By Petronelle Clifton Brown
Transcript
Willie wore a long tweed coat and always had his cap firmly planted on his head above his dark bearded face.
He was to be seen in the Cashel Mart on Lower Gate Street on the days when it was noisy, crammed with trailers, tractors, livestock lorries and broken down cars. All were thronging the gates trying to access the sale pens. Willie was there, along with the long, lanky wild-haired fellow nicknamed ‘the Nun’. (He broke into the Convent Boarding School on occasion.)
Between them they confusingly directed and redirected sheep into wooden hurdled pens and cattle into sturdier steel poled pens.
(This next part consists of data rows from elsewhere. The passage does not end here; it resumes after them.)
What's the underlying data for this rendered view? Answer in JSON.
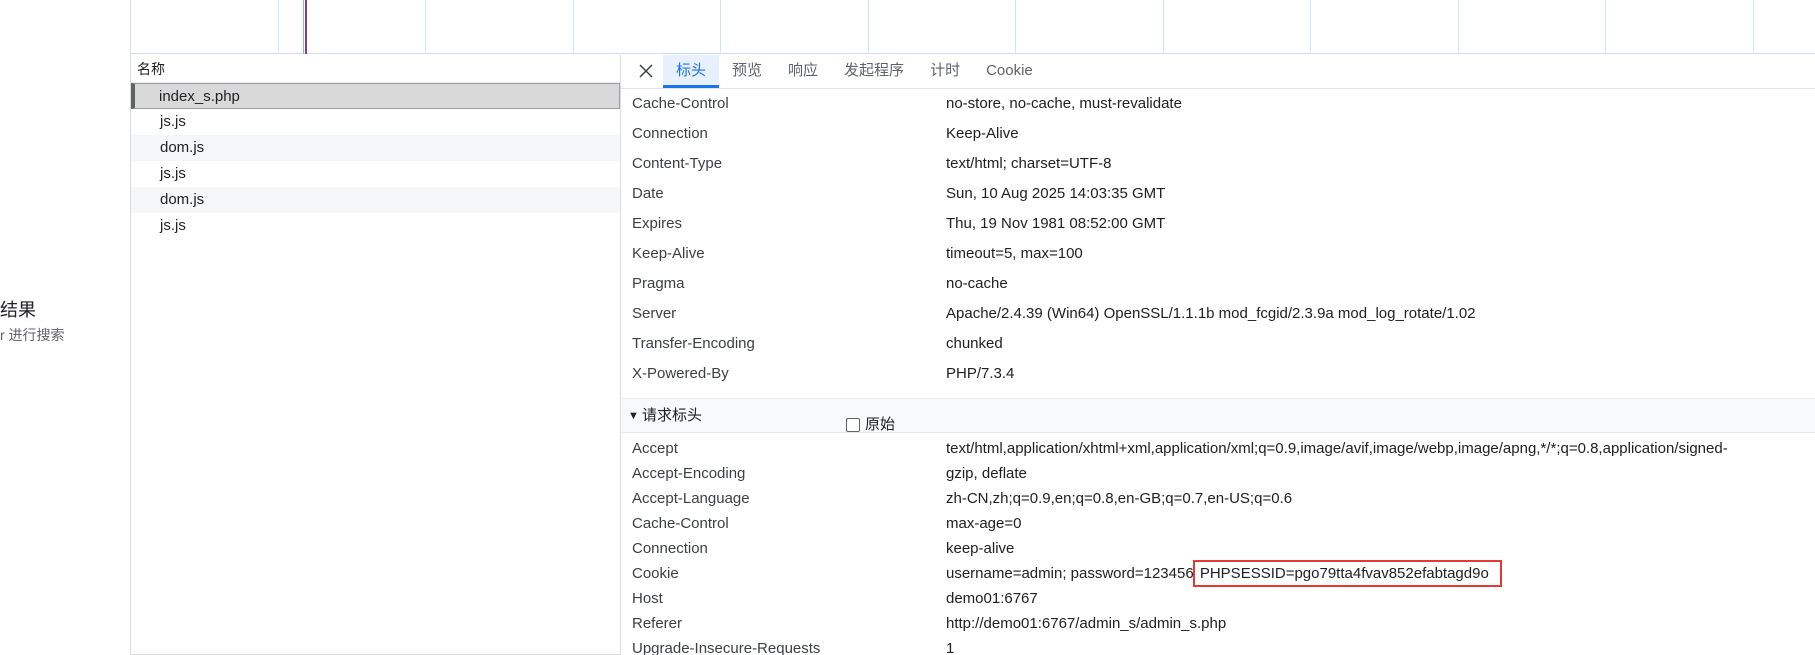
{
  "left": {
    "result_title": "结果",
    "result_hint": "r 进行搜索"
  },
  "name_list": {
    "header": "名称",
    "items": [
      "index_s.php",
      "js.js",
      "dom.js",
      "js.js",
      "dom.js",
      "js.js"
    ],
    "selected_index": 0
  },
  "tabs": [
    "标头",
    "预览",
    "响应",
    "发起程序",
    "计时",
    "Cookie"
  ],
  "active_tab": 0,
  "response_headers": [
    {
      "key": "Cache-Control",
      "value": "no-store, no-cache, must-revalidate"
    },
    {
      "key": "Connection",
      "value": "Keep-Alive"
    },
    {
      "key": "Content-Type",
      "value": "text/html; charset=UTF-8"
    },
    {
      "key": "Date",
      "value": "Sun, 10 Aug 2025 14:03:35 GMT"
    },
    {
      "key": "Expires",
      "value": "Thu, 19 Nov 1981 08:52:00 GMT"
    },
    {
      "key": "Keep-Alive",
      "value": "timeout=5, max=100"
    },
    {
      "key": "Pragma",
      "value": "no-cache"
    },
    {
      "key": "Server",
      "value": "Apache/2.4.39 (Win64) OpenSSL/1.1.1b mod_fcgid/2.3.9a mod_log_rotate/1.02"
    },
    {
      "key": "Transfer-Encoding",
      "value": "chunked"
    },
    {
      "key": "X-Powered-By",
      "value": "PHP/7.3.4"
    }
  ],
  "request_section": {
    "title": "请求标头",
    "raw_label": "原始",
    "raw_checked": false
  },
  "request_headers": [
    {
      "key": "Accept",
      "value": "text/html,application/xhtml+xml,application/xml;q=0.9,image/avif,image/webp,image/apng,*/*;q=0.8,application/signed-"
    },
    {
      "key": "Accept-Encoding",
      "value": "gzip, deflate"
    },
    {
      "key": "Accept-Language",
      "value": "zh-CN,zh;q=0.9,en;q=0.8,en-GB;q=0.7,en-US;q=0.6"
    },
    {
      "key": "Cache-Control",
      "value": "max-age=0"
    },
    {
      "key": "Connection",
      "value": "keep-alive"
    },
    {
      "key": "Cookie",
      "value": "username=admin; password=123456",
      "highlight": "PHPSESSID=pgo79tta4fvav852efabtagd9o"
    },
    {
      "key": "Host",
      "value": "demo01:6767"
    },
    {
      "key": "Referer",
      "value": "http://demo01:6767/admin_s/admin_s.php"
    },
    {
      "key": "Upgrade-Insecure-Requests",
      "value": "1"
    }
  ],
  "colors": {
    "accent": "#1a73e8",
    "highlight_box": "#e53935",
    "selected_row": "#d9d9d9"
  }
}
The cattle were sold ‘through the ring’ and soon the drone of the Auctioneer added to the clamour of sheep, cattle, dogs and people.
An escapee caused an excuse for wild dashing about waving sticks – Willie to the fore! Occasionally, it became even more exciting when an animal made a break for freedom out onto the road!
Everyone knew Willie.
“Are you buying or selling?”
“Ah, now, I’m only looking!”
Willie’s family were known as the ‘Ryan Thistles’ – so many Ryans live in the Cashel area that occupations often got attached to the surname.
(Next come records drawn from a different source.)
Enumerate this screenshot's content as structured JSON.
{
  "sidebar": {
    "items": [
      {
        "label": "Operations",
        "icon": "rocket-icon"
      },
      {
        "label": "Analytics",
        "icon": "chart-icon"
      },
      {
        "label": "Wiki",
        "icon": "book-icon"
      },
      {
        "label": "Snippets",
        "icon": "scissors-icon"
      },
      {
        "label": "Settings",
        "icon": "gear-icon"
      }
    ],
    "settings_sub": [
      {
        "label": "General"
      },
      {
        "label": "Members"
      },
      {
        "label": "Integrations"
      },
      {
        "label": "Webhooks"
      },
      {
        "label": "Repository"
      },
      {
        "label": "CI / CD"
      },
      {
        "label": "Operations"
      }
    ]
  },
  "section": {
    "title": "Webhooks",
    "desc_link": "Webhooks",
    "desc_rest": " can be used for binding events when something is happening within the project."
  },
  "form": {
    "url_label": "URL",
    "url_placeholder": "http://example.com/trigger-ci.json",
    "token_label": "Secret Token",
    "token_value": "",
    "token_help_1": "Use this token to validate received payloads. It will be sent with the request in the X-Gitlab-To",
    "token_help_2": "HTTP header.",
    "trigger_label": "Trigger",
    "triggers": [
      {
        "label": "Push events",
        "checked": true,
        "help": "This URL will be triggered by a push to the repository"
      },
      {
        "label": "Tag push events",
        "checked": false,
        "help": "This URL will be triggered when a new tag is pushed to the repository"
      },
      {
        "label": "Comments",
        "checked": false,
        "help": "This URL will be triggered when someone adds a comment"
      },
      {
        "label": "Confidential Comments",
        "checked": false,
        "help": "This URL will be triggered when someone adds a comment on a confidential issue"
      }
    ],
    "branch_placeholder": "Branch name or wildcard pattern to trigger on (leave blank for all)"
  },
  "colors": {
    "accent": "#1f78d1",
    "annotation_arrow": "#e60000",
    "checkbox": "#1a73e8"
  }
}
So Willie’s father was a ‘thistle cutter’. Every summer fierce Garda notices would appear warning farmers to control their ‘Noxious weeds’, which were: docks, buachalán (ragwort) and thistles. So Willie’s father had a horse drawn thistle cutter and had a busy time travelling from farm to farm levelling the noxious weeds.
I never knew Willie to persecute the thistles himself. Instead he did odd jobs around the town and was the messenger for the Presentation Convent in Friar Street. (This was a busy place right up to the 1980s with a full compliment of nuns, boarding and day school, the ‘orphans’ and a laundry.)
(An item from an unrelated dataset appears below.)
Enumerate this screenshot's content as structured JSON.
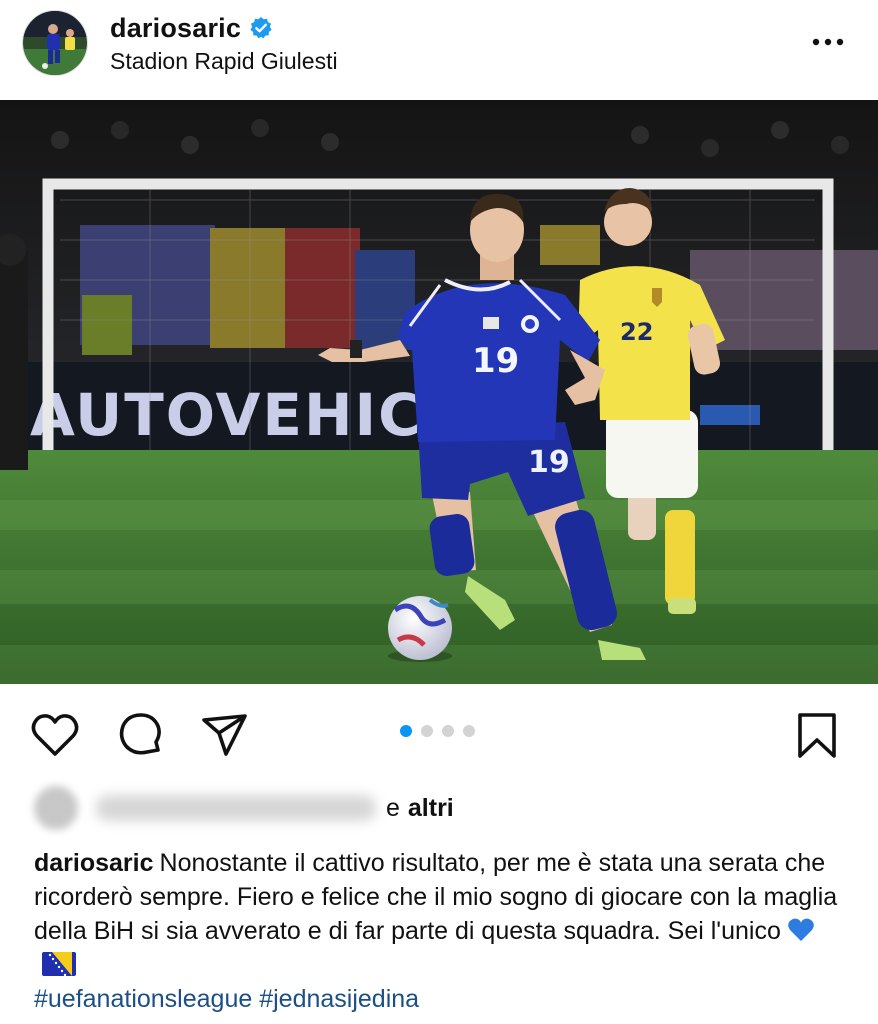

Willie was to be seen with a bag for messages or a wheelbarrow.
One time a nice pile of logs for the fire was stacked in Maryville in Boherclough Street (then a Deanery). The pile seemed to be diminishing. One day, Willie and his wheelbarrow were spotted coming out of the gates and crossing the road to the pub then called ‘The Royal Oak’, now the ‘Brian Ború’.
The owner was very pleased to receive logs via Willie but he obviously did not know their source!
I wonder if Willie was ever paid for them? Or did he think he was just helping out?